In May, we were in attendance at ArtsBash in White Plains where we enjoyed looking at art created by talented artists and also enjoyed food crafted by some of  the area’s best chefs. When we think back to the food we ate, a veggie burger by Chef Kennardo Holder, Executive Chef at the Ritz-Carlton Westchester, still comes to mind. We caught up with him recently to learn more about him. This evening, we’ll be stopping his restaurant to taste more of his cooking and we can’t wait!

Chef Kennardo Holder
Chef Kennardo Holder, Executive Chef at The Ritz-Carlton Westchester

FP: How did you get your start with cooking?

KH: My parents did not enjoy cooking, so I would prepare the meals for our friends and family.
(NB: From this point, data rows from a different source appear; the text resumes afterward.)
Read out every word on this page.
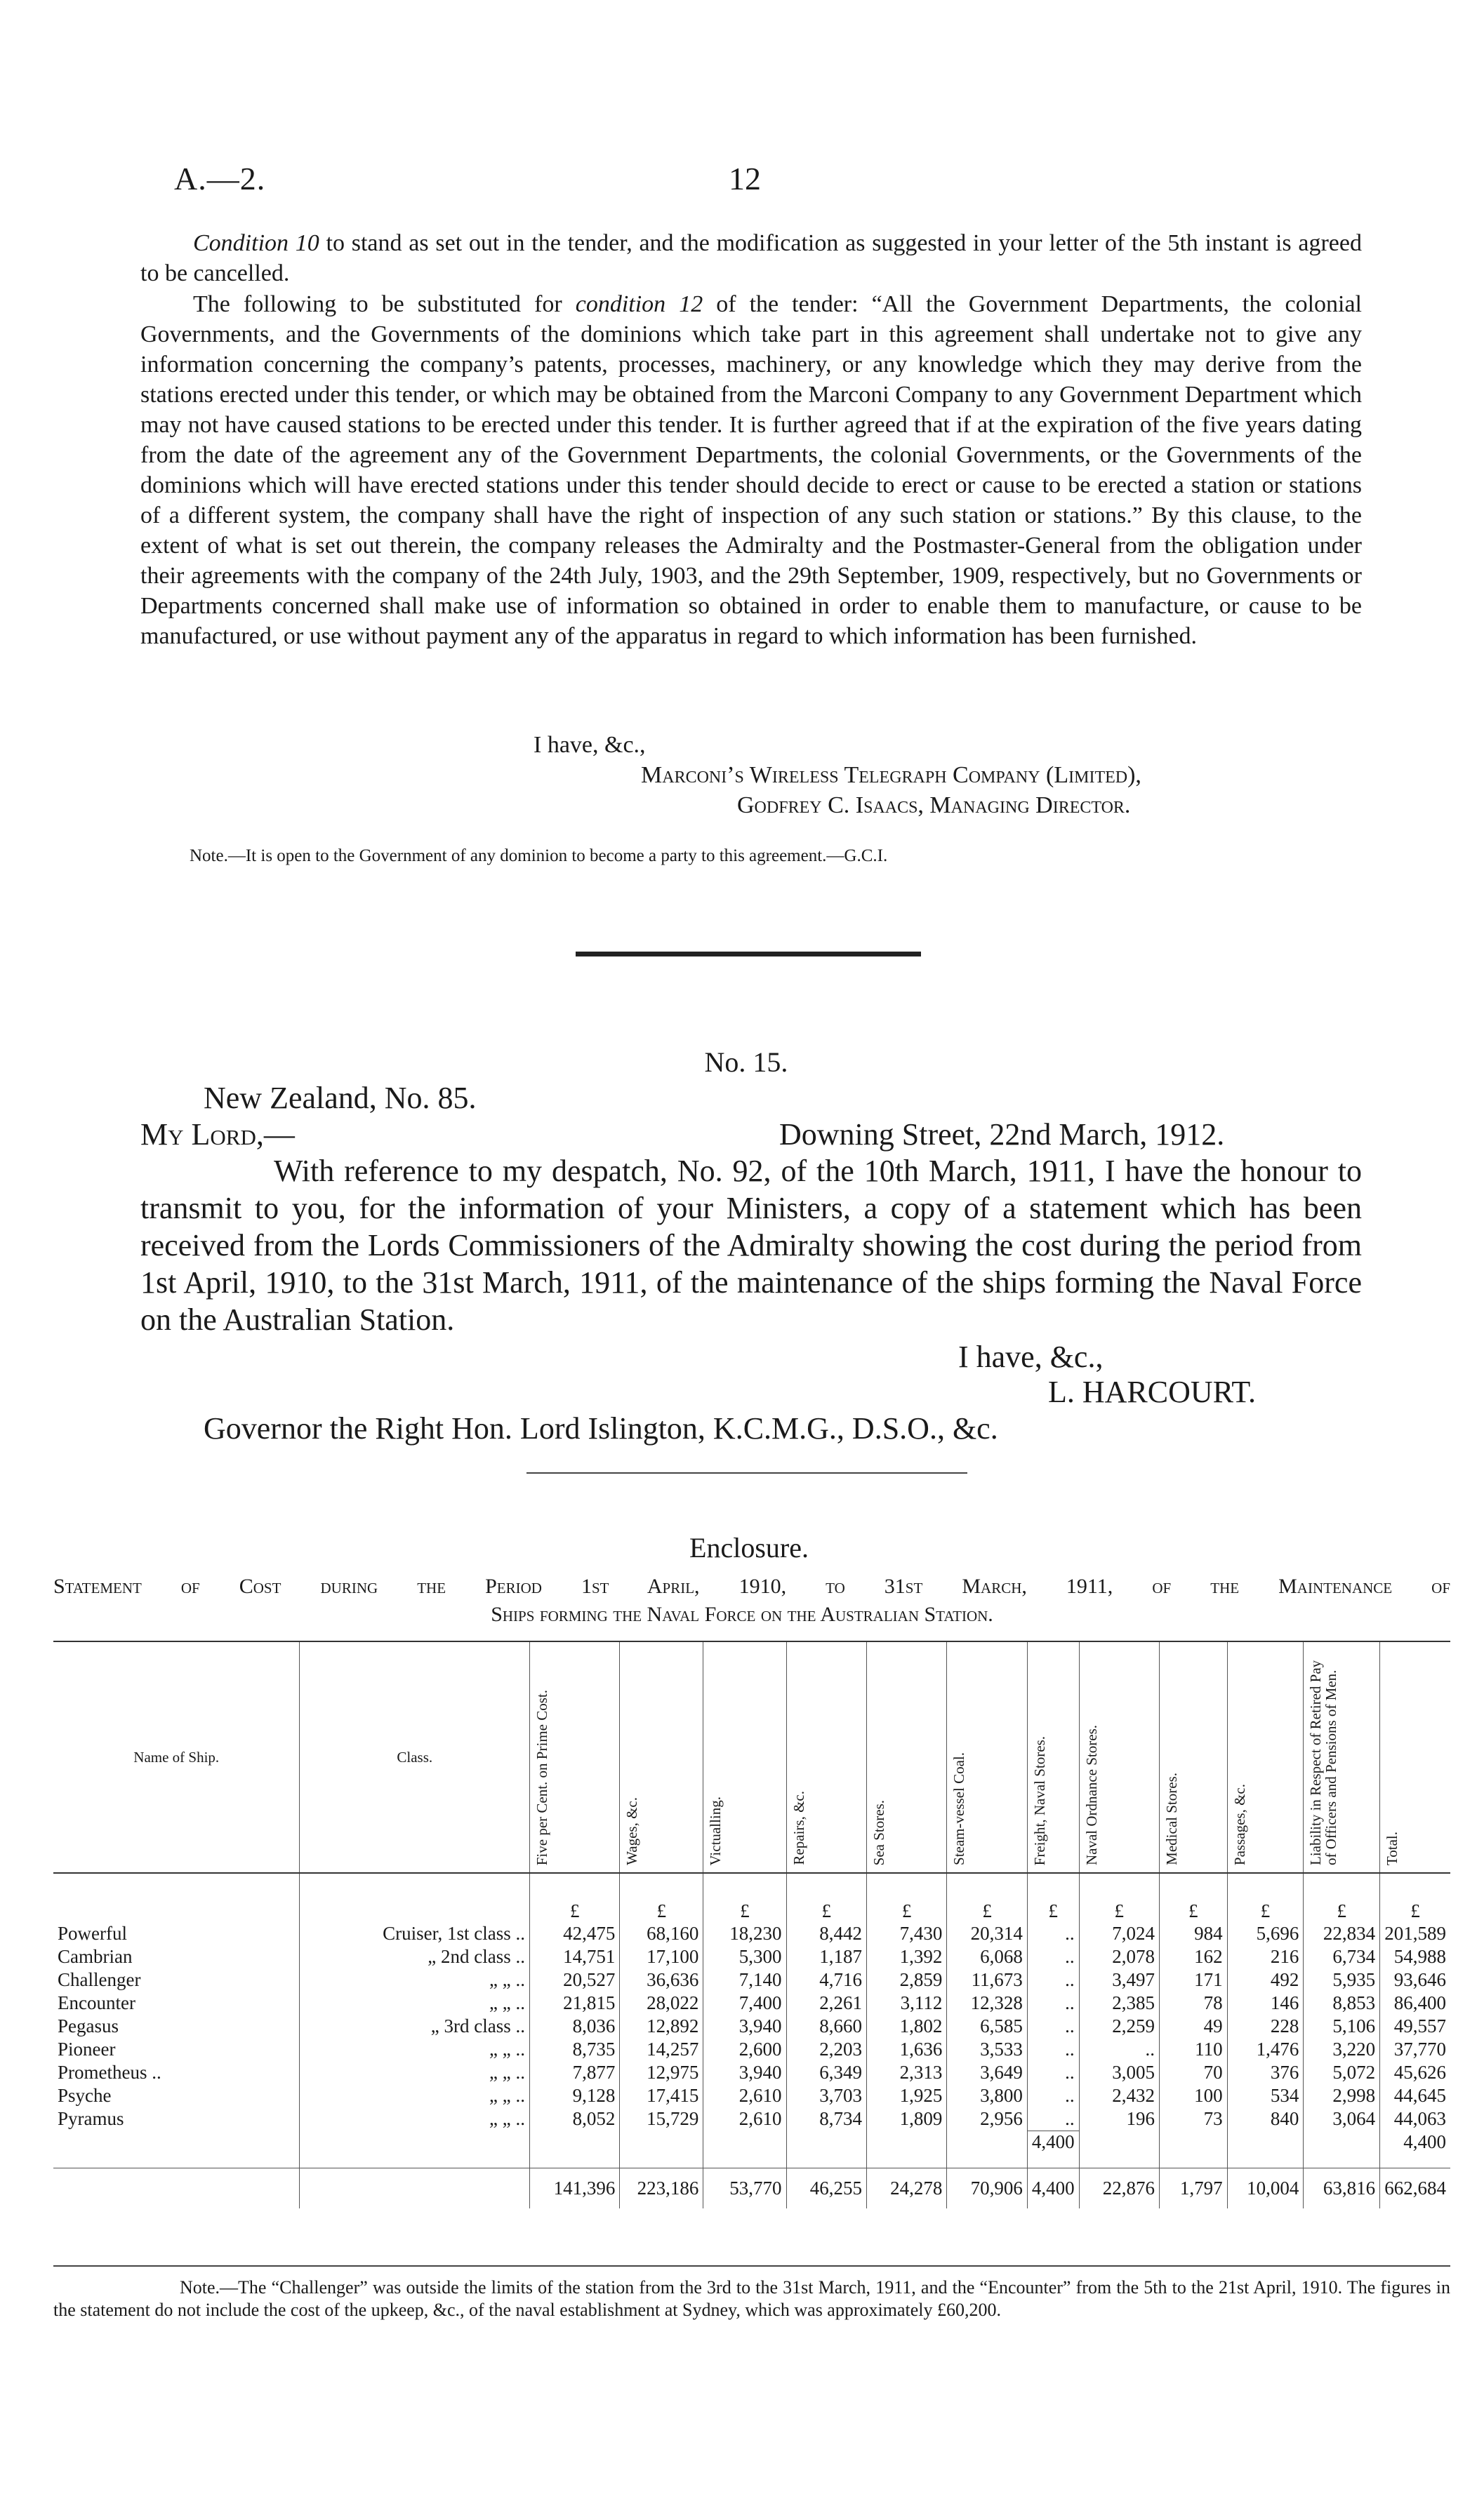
A.—2.	12
Condition 10 to stand as set out in the tender, and the modification as suggested in your letter of the 5th instant is agreed to be cancelled.
The following to be substituted for condition 12 of the tender: “All the Government Departments, the colonial Governments, and the Governments of the dominions which take part in this agreement shall undertake not to give any information concerning the company’s patents, processes, machinery, or any knowledge which they may derive from the stations erected under this tender, or which may be obtained from the Marconi Company to any Government Department which may not have caused stations to be erected under this tender. It is further agreed that if at the expiration of the five years dating from the date of the agreement any of the Government Departments, the colonial Governments, or the Governments of the dominions which will have erected stations under this tender should decide to erect or cause to be erected a station or stations of a different system, the company shall have the right of inspection of any such station or stations.” By this clause, to the extent of what is set out therein, the company releases the Admiralty and the Postmaster-General from the obligation under their agreements with the company of the 24th July, 1903, and the 29th September, 1909, respectively, but no Governments or Departments concerned shall make use of information so obtained in order to enable them to manufacture, or cause to be manufactured, or use without payment any of the apparatus in regard to which information has been furnished.
I have, &c.,
Marconi’s Wireless Telegraph Company (Limited),
Godfrey C. Isaacs, Managing Director.
Note.—It is open to the Government of any dominion to become a party to this agreement.—G.C.I.
No. 15.
New Zealand, No. 85.
My Lord,—	Downing Street, 22nd March, 1912.
With reference to my despatch, No. 92, of the 10th March, 1911, I have the honour to transmit to you, for the information of your Ministers, a copy of a statement which has been received from the Lords Commissioners of the Admiralty showing the cost during the period from 1st April, 1910, to the 31st March, 1911, of the maintenance of the ships forming the Naval Force on the Australian Station.
I have, &c.,
L. HARCOURT.
Governor the Right Hon. Lord Islington, K.C.M.G., D.S.O., &c.
Enclosure.
Statement of Cost during the Period 1st April, 1910, to 31st March, 1911, of the Maintenance of
Ships forming the Naval Force on the Australian Station.
Name of Ship.	Class.	Five per Cent. on Prime Cost.	Wages, &c.	Victualling.	Repairs, &c.	Sea Stores.	Steam-vessel Coal.	Freight, Naval Stores.	Naval Ordnance Stores.	Medical Stores.	Passages, &c.	Liability in Respect of Retired Pay of Officers and Pensions of Men.	Total.

		£	£	£	£	£	£	£	£	£	£	£	£
Powerful	Cruiser, 1st class ..	42,475	68,160	18,230	8,442	7,430	20,314	..	7,024	984	5,696	22,834	201,589
Cambrian	„ 2nd class ..	14,751	17,100	5,300	1,187	1,392	6,068	..	2,078	162	216	6,734	54,988
Challenger	„ „ ..	20,527	36,636	7,140	4,716	2,859	11,673	..	3,497	171	492	5,935	93,646
Encounter	„ „ ..	21,815	28,022	7,400	2,261	3,112	12,328	..	2,385	78	146	8,853	86,400
Pegasus	„ 3rd class ..	8,036	12,892	3,940	8,660	1,802	6,585	..	2,259	49	228	5,106	49,557
Pioneer	„ „ ..	8,735	14,257	2,600	2,203	1,636	3,533	..	..	110	1,476	3,220	37,770
Prometheus ..	„ „ ..	7,877	12,975	3,940	6,349	2,313	3,649	..	3,005	70	376	5,072	45,626
Psyche	„ „ ..	9,128	17,415	2,610	3,703	1,925	3,800	..	2,432	100	534	2,998	44,645
Pyramus	„ „ ..	8,052	15,729	2,610	8,734	1,809	2,956	..	196	73	840	3,064	44,063
								4,400					4,400

		141,396	223,186	53,770	46,255	24,278	70,906	4,400	22,876	1,797	10,004	63,816	662,684
Note.—The “Challenger” was outside the limits of the station from the 3rd to the 31st March, 1911, and the “Encounter” from the 5th to the 21st April, 1910. The figures in the statement do not include the cost of the upkeep, &c., of the naval establishment at Sydney, which was approximately £60,200.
Everyone always complimented me on the flavors and presentation of my food, so I began spending more time in the kitchen preparing even more elaborate meals.

During one of my high school outings, I was provided an opportunity to tour one of the local hotels in Jamaica. It was there that I discovered a career that would allow me to travel and explore new countries while doing what I loved.
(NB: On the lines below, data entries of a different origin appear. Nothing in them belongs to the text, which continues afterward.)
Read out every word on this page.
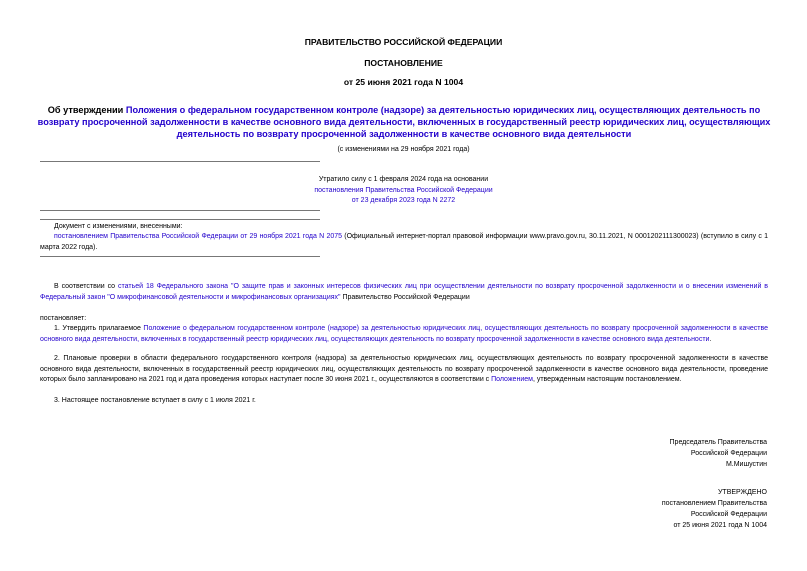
ПРАВИТЕЛЬСТВО РОССИЙСКОЙ ФЕДЕРАЦИИ
ПОСТАНОВЛЕНИЕ
от 25 июня 2021 года N 1004
Об утверждении Положения о федеральном государственном контроле (надзоре) за деятельностью юридических лиц, осуществляющих деятельность по возврату просроченной задолженности в качестве основного вида деятельности, включенных в государственный реестр юридических лиц, осуществляющих деятельность по возврату просроченной задолженности в качестве основного вида деятельности
(с изменениями на 29 ноября 2021 года)
Утратило силу с 1 февраля 2024 года на основании
постановления Правительства Российской Федерации
от 23 декабря 2023 года N 2272
Документ с изменениями, внесенными:
постановлением Правительства Российской Федерации от 29 ноября 2021 года N 2075 (Официальный интернет-портал правовой информации www.pravo.gov.ru, 30.11.2021, N 0001202111300023) (вступило в силу с 1 марта 2022 года).
В соответствии со статьей 18 Федерального закона "О защите прав и законных интересов физических лиц при осуществлении деятельности по возврату просроченной задолженности и о внесении изменений в Федеральный закон "О микрофинансовой деятельности и микрофинансовых организациях" Правительство Российской Федерации
постановляет:
1. Утвердить прилагаемое Положение о федеральном государственном контроле (надзоре) за деятельностью юридических лиц, осуществляющих деятельность по возврату просроченной задолженности в качестве основного вида деятельности, включенных в государственный реестр юридических лиц, осуществляющих деятельность по возврату просроченной задолженности в качестве основного вида деятельности.
2. Плановые проверки в области федерального государственного контроля (надзора) за деятельностью юридических лиц, осуществляющих деятельность по возврату просроченной задолженности в качестве основного вида деятельности, включенных в государственный реестр юридических лиц, осуществляющих деятельность по возврату просроченной задолженности в качестве основного вида деятельности, проведение которых было запланировано на 2021 год и дата проведения которых наступает после 30 июня 2021 г., осуществляются в соответствии с Положением, утвержденным настоящим постановлением.
3. Настоящее постановление вступает в силу с 1 июля 2021 г.
Председатель Правительства
Российской Федерации
М.Мишустин
УТВЕРЖДЕНО
постановлением Правительства
Российской Федерации
от 25 июня 2021 года N 1004
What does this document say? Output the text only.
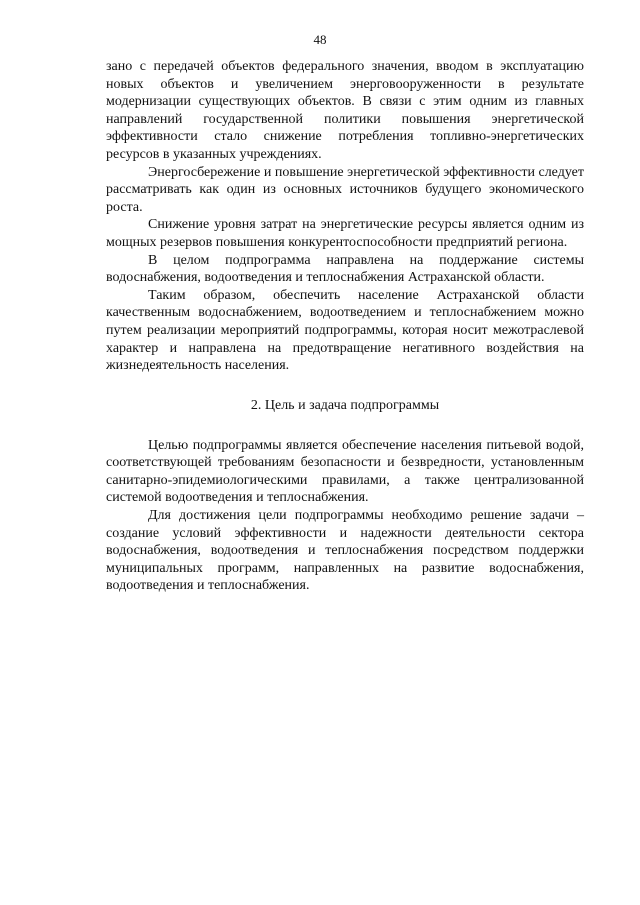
48

зано с передачей объектов федерального значения, вводом в эксплуатацию новых объектов и увеличением энерговооруженности в результате модернизации существующих объектов. В связи с этим одним из главных направлений государственной политики повышения энергетической эффективности стало снижение потребления топливно-энергетических ресурсов в указанных учреждениях.

Энергосбережение и повышение энергетической эффективности следует рассматривать как один из основных источников будущего экономического роста.

Снижение уровня затрат на энергетические ресурсы является одним из мощных резервов повышения конкурентоспособности предприятий региона.

В целом подпрограмма направлена на поддержание системы водоснабжения, водоотведения и теплоснабжения Астраханской области.

Таким образом, обеспечить население Астраханской области качественным водоснабжением, водоотведением и теплоснабжением можно путем реализации мероприятий подпрограммы, которая носит межотраслевой характер и направлена на предотвращение негативного воздействия на жизнедеятельность населения.

2. Цель и задача подпрограммы

Целью подпрограммы является обеспечение населения питьевой водой, соответствующей требованиям безопасности и безвредности, установленным санитарно-эпидемиологическими правилами, а также централизованной системой водоотведения и теплоснабжения.

Для достижения цели подпрограммы необходимо решение задачи – создание условий эффективности и надежности деятельности сектора водоснабжения, водоотведения и теплоснабжения посредством поддержки муниципальных программ, направленных на развитие водоснабжения, водоотведения и теплоснабжения.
FP: You know the saying, “follow your passion.” Guests of your restaurant are sure glad you pursued your career!

You’ve worked for The Ritz-Carlton brand since 2000. Share with us your experience working for the company.

KH: My experience with The Ritz-Carlton has been filled with personal exploration, growth and development opportunities. I began my career as a line cook at The Ritz-Carlton, Jamaica and was afforded an opportunity to work as a Sous Chef at The Ritz-Carlton, Bahrain.
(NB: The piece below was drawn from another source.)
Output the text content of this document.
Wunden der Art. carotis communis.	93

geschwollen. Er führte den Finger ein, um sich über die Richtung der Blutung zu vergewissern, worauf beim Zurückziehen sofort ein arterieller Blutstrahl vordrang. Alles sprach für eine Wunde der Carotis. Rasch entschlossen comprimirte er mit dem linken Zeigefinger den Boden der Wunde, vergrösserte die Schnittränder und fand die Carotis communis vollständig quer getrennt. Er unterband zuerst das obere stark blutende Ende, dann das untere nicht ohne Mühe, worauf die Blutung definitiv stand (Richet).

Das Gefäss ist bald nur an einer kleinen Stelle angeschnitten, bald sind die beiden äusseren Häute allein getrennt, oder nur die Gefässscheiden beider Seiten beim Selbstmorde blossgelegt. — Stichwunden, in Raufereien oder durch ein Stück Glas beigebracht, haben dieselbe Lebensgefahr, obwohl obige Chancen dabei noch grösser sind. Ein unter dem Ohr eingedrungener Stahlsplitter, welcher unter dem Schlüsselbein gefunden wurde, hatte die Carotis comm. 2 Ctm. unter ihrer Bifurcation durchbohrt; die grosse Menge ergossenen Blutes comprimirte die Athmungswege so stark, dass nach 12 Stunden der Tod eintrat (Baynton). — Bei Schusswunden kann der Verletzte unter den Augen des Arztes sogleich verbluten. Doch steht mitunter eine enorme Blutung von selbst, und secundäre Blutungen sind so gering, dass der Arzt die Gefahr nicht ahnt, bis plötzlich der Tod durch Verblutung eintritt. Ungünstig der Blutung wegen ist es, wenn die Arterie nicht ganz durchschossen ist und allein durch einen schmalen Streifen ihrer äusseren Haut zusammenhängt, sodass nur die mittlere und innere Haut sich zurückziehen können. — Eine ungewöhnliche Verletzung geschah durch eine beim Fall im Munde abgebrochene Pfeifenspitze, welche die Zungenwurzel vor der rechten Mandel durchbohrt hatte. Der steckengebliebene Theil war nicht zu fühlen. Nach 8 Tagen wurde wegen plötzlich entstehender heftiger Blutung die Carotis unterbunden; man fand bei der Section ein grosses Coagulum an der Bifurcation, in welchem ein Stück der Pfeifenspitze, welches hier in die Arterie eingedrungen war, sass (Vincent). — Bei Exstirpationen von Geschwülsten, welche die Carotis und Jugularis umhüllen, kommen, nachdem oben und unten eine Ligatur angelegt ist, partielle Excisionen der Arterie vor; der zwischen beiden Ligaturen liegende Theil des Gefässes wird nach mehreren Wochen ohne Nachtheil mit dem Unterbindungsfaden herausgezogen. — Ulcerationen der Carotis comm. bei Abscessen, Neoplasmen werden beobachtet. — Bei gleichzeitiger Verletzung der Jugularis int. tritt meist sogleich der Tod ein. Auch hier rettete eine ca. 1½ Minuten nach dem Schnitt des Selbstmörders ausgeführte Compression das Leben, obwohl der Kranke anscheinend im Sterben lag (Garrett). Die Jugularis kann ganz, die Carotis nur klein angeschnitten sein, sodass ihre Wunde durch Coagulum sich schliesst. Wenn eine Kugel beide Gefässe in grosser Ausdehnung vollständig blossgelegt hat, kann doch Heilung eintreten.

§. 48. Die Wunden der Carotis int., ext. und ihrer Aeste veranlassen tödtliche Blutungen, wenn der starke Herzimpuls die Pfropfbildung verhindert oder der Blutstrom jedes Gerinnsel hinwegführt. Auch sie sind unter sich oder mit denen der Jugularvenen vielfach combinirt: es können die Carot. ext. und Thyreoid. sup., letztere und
Three years later I moved to The Ritz-Carlton, Abaco Club as a Chef De Cuisine. Two years later I relocated back to Bahrain as Executive Sous Chef, and three years later I transferred to Bachelor Gulch as an Executive Sous Chef to run my own department. Following these experiences, I became Executive Chef at The Ritz-Carlton, Westchester.

FP: Sounds like you’ve paved your own path to success!

What are some of your favorite meals to cook for yourself at home?

KH: I make an incredible Jerk chicken. I tell my closest friends that when I retire, I am going to open a food truck on the beach in Jamaica and sell Jerk Chicken.

FP: We like jerk chicken so we’ll have to try yours! As for the food truck, count us in! 🙂

Name three chefs you would like to cook with in the same kitchen.

KH: I have enormous admiration for Thomas Keller’s high personal standards of product and presentation, Rachel Ray’s tenacity and modest cooking style and lastly, Eric Ripert for his use of classic French techniques.

FP: All great chefs indeed!

What are some of your guilty pleasures? We like to call them foodie pleasures, hence the name. 🙂

KH: My favorite foodie pleasure is Rum Raisin ice cream.

FP: Ice cream is such a guilty pleasure!

What are some of your non-chef hobbies and interests? What do you like to do on your days off?

KH: Hiking, I lived in Colorado for 2 years and fell in love with the beauty of the outdoors.

FP: Thank you so much for your time. We look forward to seeing you tonight at The Ritz-Carlton!